D4Sign is Brazil's leading electronic and digital signature platform, offering a comprehensive SaaS solution that integrates advanced AI capabilities to streamline document signing and contract management. The company serves a broad audience including businesses and individuals, providing secure authentication methods linked to government data for enhanced trust and legal compliance. Technically, the website is built on WordPress with multiple modern plugins and integrates various marketing and analytics tools, hosted on AWS. However, the current SSL/TLS configuration is invalid, posing a significant security risk. The company demonstrates strong market presence with over 500,000 companies trusting its services and certifications such as Great Place To Work and sustainability seals. Privacy and cookie policies are comprehensive and GDPR compliant, with active consent mechanisms.

O

OBJENTIS Software Integration GmbH

objentis.com

65

OBJENTIS Software Integration GmbH is an established Austrian IT service provider specializing in software testing consulting, automation, and training. With over 26 years of experience and a portfolio of notable clients including major banks and insurance companies, OBJENTIS positions itself as a trusted partner in the software lifecycle.

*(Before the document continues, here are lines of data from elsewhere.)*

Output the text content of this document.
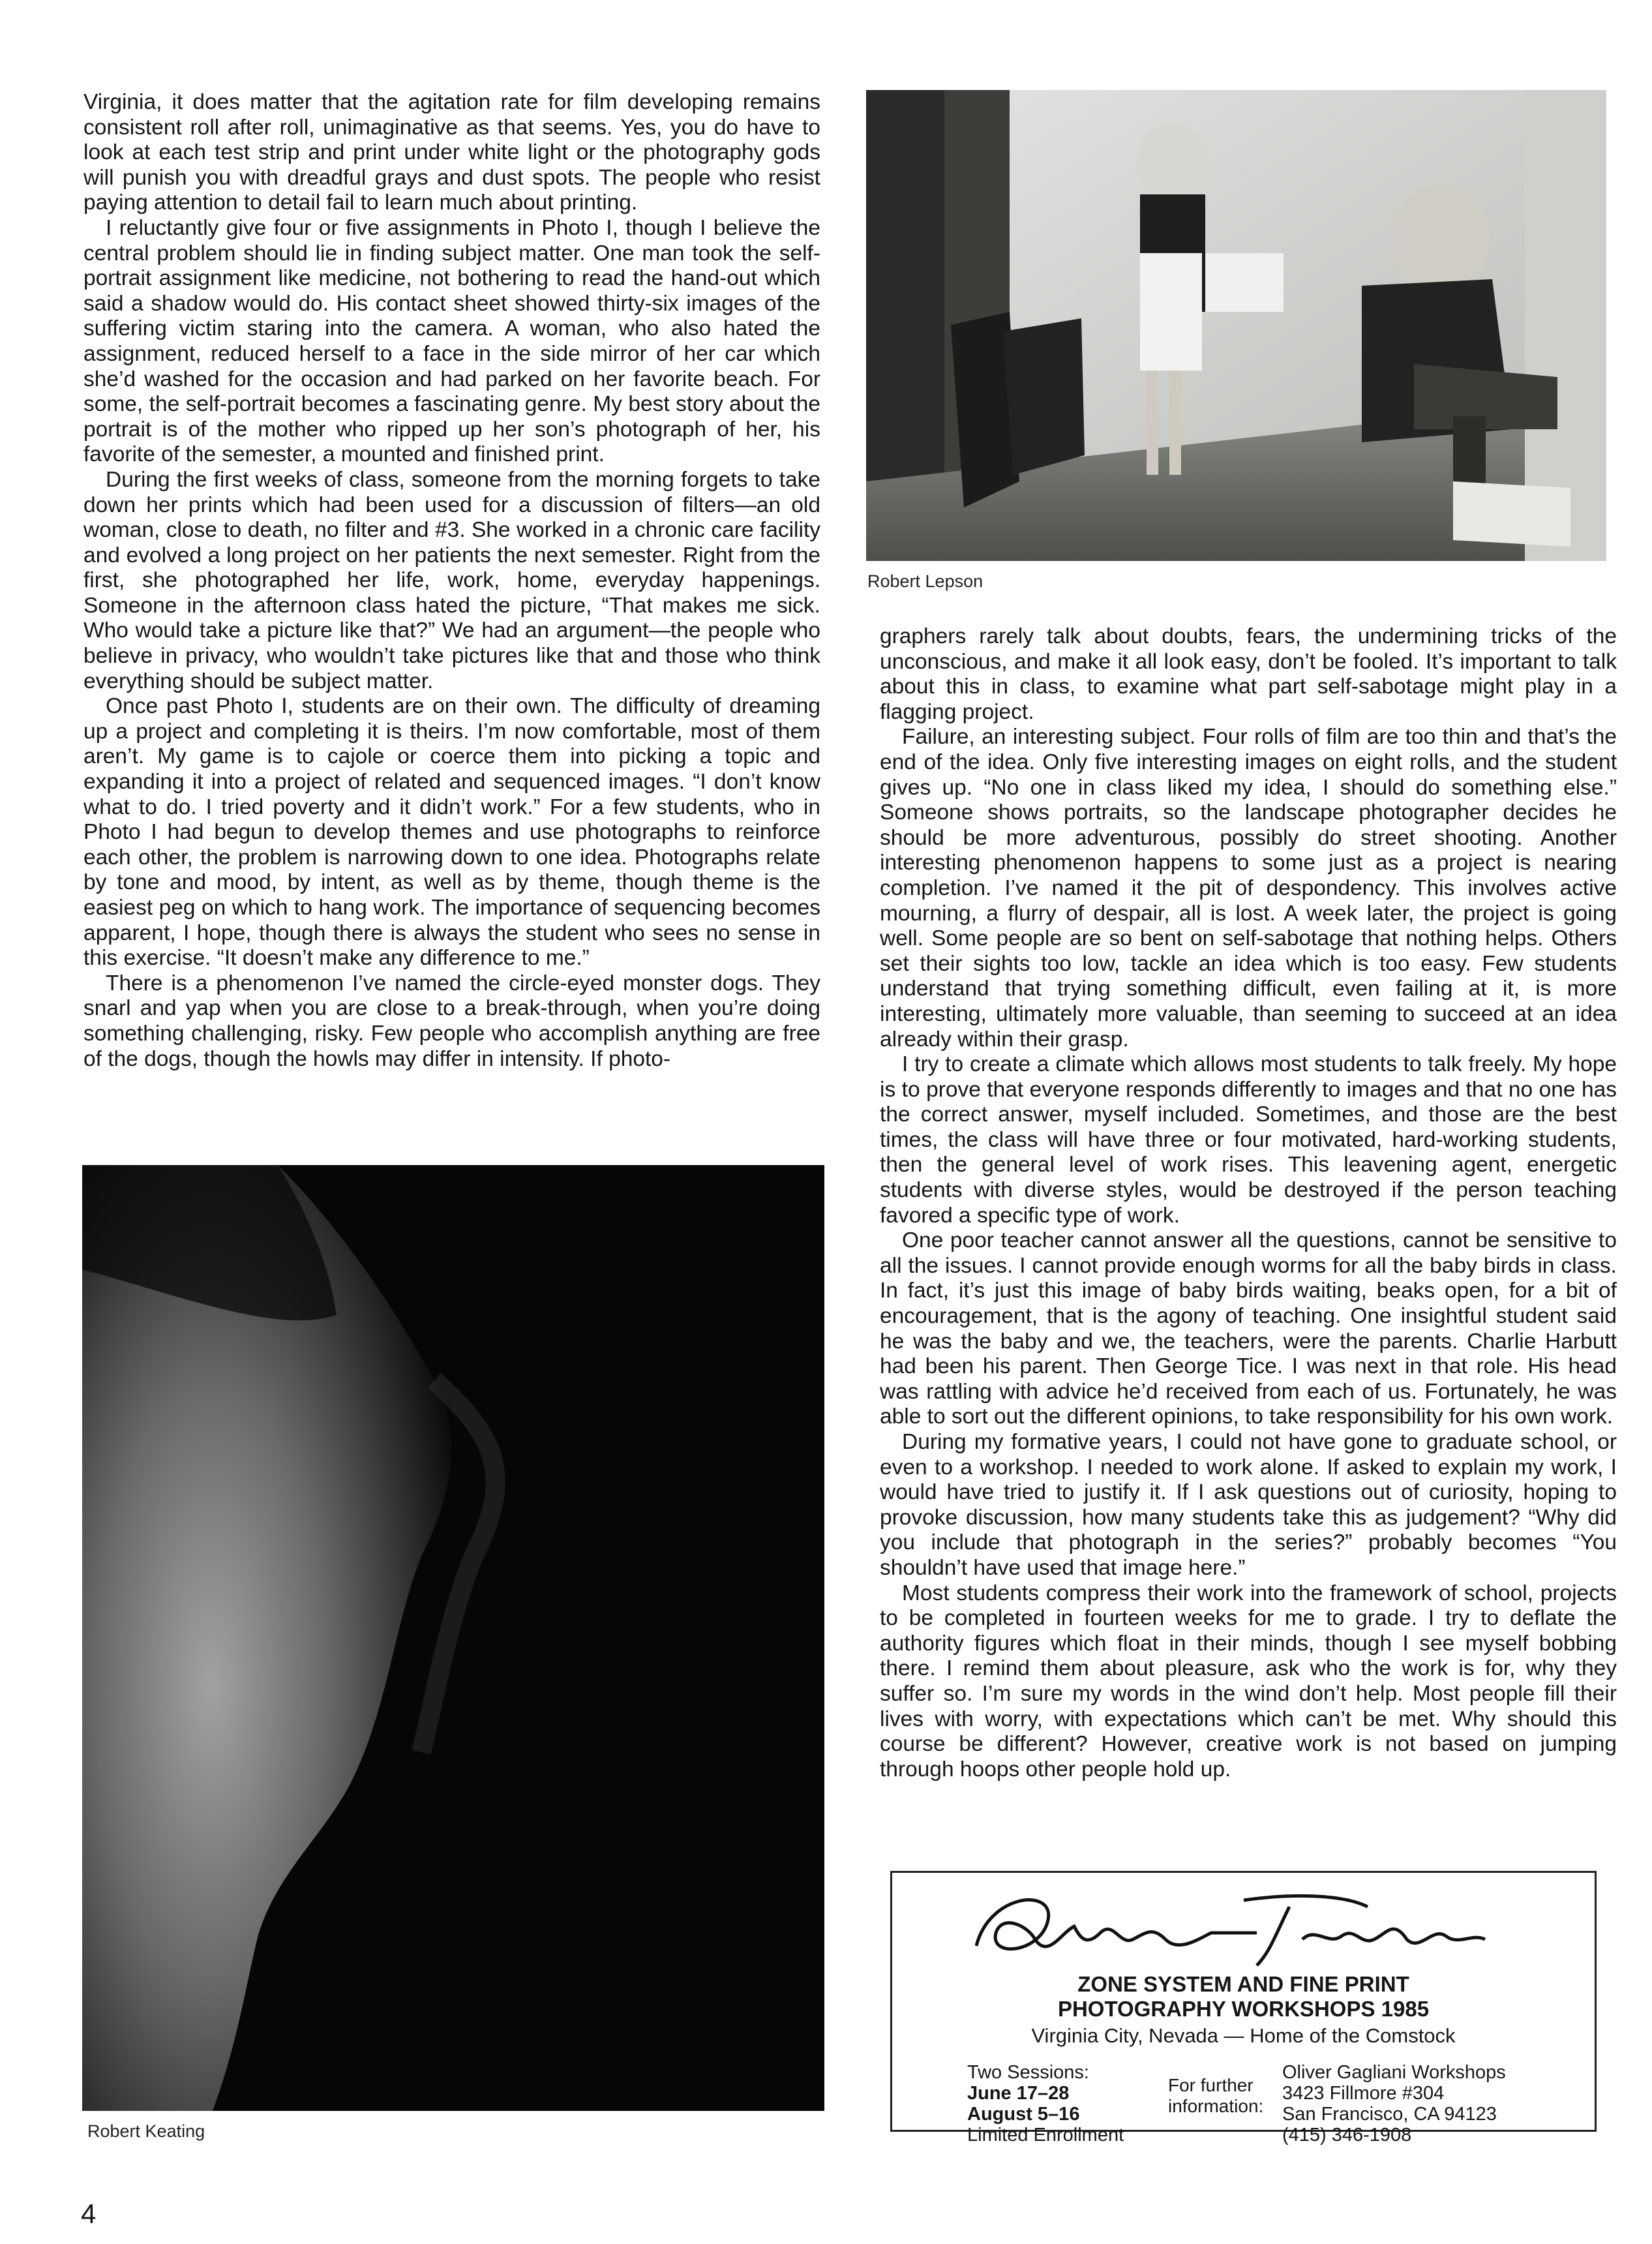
Virginia, it does matter that the agitation rate for film developing remains consistent roll after roll, unimaginative as that seems. Yes, you do have to look at each test strip and print under white light or the photography gods will punish you with dreadful grays and dust spots. The people who resist paying attention to detail fail to learn much about printing.

I reluctantly give four or five assignments in Photo I, though I believe the central problem should lie in finding subject matter. One man took the self-portrait assignment like medicine, not bothering to read the hand-out which said a shadow would do. His contact sheet showed thirty-six images of the suffering victim staring into the camera. A woman, who also hated the assignment, reduced herself to a face in the side mirror of her car which she’d washed for the occasion and had parked on her favorite beach. For some, the self-portrait becomes a fascinating genre. My best story about the portrait is of the mother who ripped up her son’s photograph of her, his favorite of the semester, a mounted and finished print.

During the first weeks of class, someone from the morning forgets to take down her prints which had been used for a discussion of filters—an old woman, close to death, no filter and #3. She worked in a chronic care facility and evolved a long project on her patients the next semester. Right from the first, she photographed her life, work, home, everyday happenings. Someone in the afternoon class hated the picture, “That makes me sick. Who would take a picture like that?” We had an argument—the people who believe in privacy, who wouldn’t take pictures like that and those who think everything should be subject matter.

Once past Photo I, students are on their own. The difficulty of dreaming up a project and completing it is theirs. I’m now comfortable, most of them aren’t. My game is to cajole or coerce them into picking a topic and expanding it into a project of related and sequenced images. “I don’t know what to do. I tried poverty and it didn’t work.” For a few students, who in Photo I had begun to develop themes and use photographs to reinforce each other, the problem is narrowing down to one idea. Photographs relate by tone and mood, by intent, as well as by theme, though theme is the easiest peg on which to hang work. The importance of sequencing becomes apparent, I hope, though there is always the student who sees no sense in this exercise. “It doesn’t make any difference to me.”

There is a phenomenon I’ve named the circle-eyed monster dogs. They snarl and yap when you are close to a break-through, when you’re doing something challenging, risky. Few people who accomplish anything are free of the dogs, though the howls may differ in intensity. If photo-

Robert Lepson

graphers rarely talk about doubts, fears, the undermining tricks of the unconscious, and make it all look easy, don’t be fooled. It’s important to talk about this in class, to examine what part self-sabotage might play in a flagging project.

Failure, an interesting subject. Four rolls of film are too thin and that’s the end of the idea. Only five interesting images on eight rolls, and the student gives up. “No one in class liked my idea, I should do something else.” Someone shows portraits, so the landscape photographer decides he should be more adventurous, possibly do street shooting. Another interesting phenomenon happens to some just as a project is nearing completion. I’ve named it the pit of despondency. This involves active mourning, a flurry of despair, all is lost. A week later, the project is going well. Some people are so bent on self-sabotage that nothing helps. Others set their sights too low, tackle an idea which is too easy. Few students understand that trying something difficult, even failing at it, is more interesting, ultimately more valuable, than seeming to succeed at an idea already within their grasp.

I try to create a climate which allows most students to talk freely. My hope is to prove that everyone responds differently to images and that no one has the correct answer, myself included. Sometimes, and those are the best times, the class will have three or four motivated, hard-working students, then the general level of work rises. This leavening agent, energetic students with diverse styles, would be destroyed if the person teaching favored a specific type of work.

One poor teacher cannot answer all the questions, cannot be sensitive to all the issues. I cannot provide enough worms for all the baby birds in class. In fact, it’s just this image of baby birds waiting, beaks open, for a bit of encouragement, that is the agony of teaching. One insightful student said he was the baby and we, the teachers, were the parents. Charlie Harbutt had been his parent. Then George Tice. I was next in that role. His head was rattling with advice he’d received from each of us. Fortunately, he was able to sort out the different opinions, to take responsibility for his own work.

During my formative years, I could not have gone to graduate school, or even to a workshop. I needed to work alone. If asked to explain my work, I would have tried to justify it. If I ask questions out of curiosity, hoping to provoke discussion, how many students take this as judgement? “Why did you include that photograph in the series?” probably becomes “You shouldn’t have used that image here.”

Most students compress their work into the framework of school, projects to be completed in fourteen weeks for me to grade. I try to deflate the authority figures which float in their minds, though I see myself bobbing there. I remind them about pleasure, ask who the work is for, why they suffer so. I’m sure my words in the wind don’t help. Most people fill their lives with worry, with expectations which can’t be met. Why should this course be different? However, creative work is not based on jumping through hoops other people hold up.

Robert Keating
ZONE SYSTEM AND FINE PRINT
PHOTOGRAPHY WORKSHOPS 1985
Virginia City, Nevada — Home of the Comstock
Two Sessions:
June 17–28
August 5–16
Limited Enrollment
For further
information:
Oliver Gagliani Workshops
3423 Fillmore #304
San Francisco, CA 94123
(415) 346-1908
4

Their offerings include consulting solutions, innovative driverless test automation products, and tailored training workshops. Technically, the website is built on WordPress using the Astra theme and Elementor page builder, supported by modern web technologies and plugins for search and cookie management. Security-wise, the domain employs valid SPF and DMARC records with strict policies, supports TLS 1.2 and 1.3, and avoids known SSL vulnerabilities. However, improvements are needed in SSL configuration such as enabling HSTS and OCSP stapling, and publishing a security.txt file. Overall, the site demonstrates good digital maturity and professionalism, with moderate performance and good mobile optimization. The presence of client testimonials, certifications, and social media links enhance trust. Strategic recommendations include enhancing HTTPS security headers, formalizing security policies, and improving transparency around incident response.

M

Movelsul Brasil

movelsul.com.br

50

Movelsul Brasil operates the largest furniture fair in Latin America, targeting retailers, importers, and industry professionals. The company organizes a major event that attracts hundreds of exhibitors and thousands of visitors, positioning itself as a key marketplace in the furniture manufacturing and retail sectors. The website is built on WordPress and integrates multiple marketing and analytics tools, including Google Tag Manager, Facebook Pixel, and RD Station, indicating a moderate level of digital maturity. However, the site lacks a valid SSL certificate, which undermines secure communications and user trust. The absence of explicit privacy and terms of service policies, combined with limited security headers and no DNSSEC, suggests gaps in compliance and security posture. Overall, Movelsul Brasil demonstrates a solid business presence with room for improvement in technical and security domains.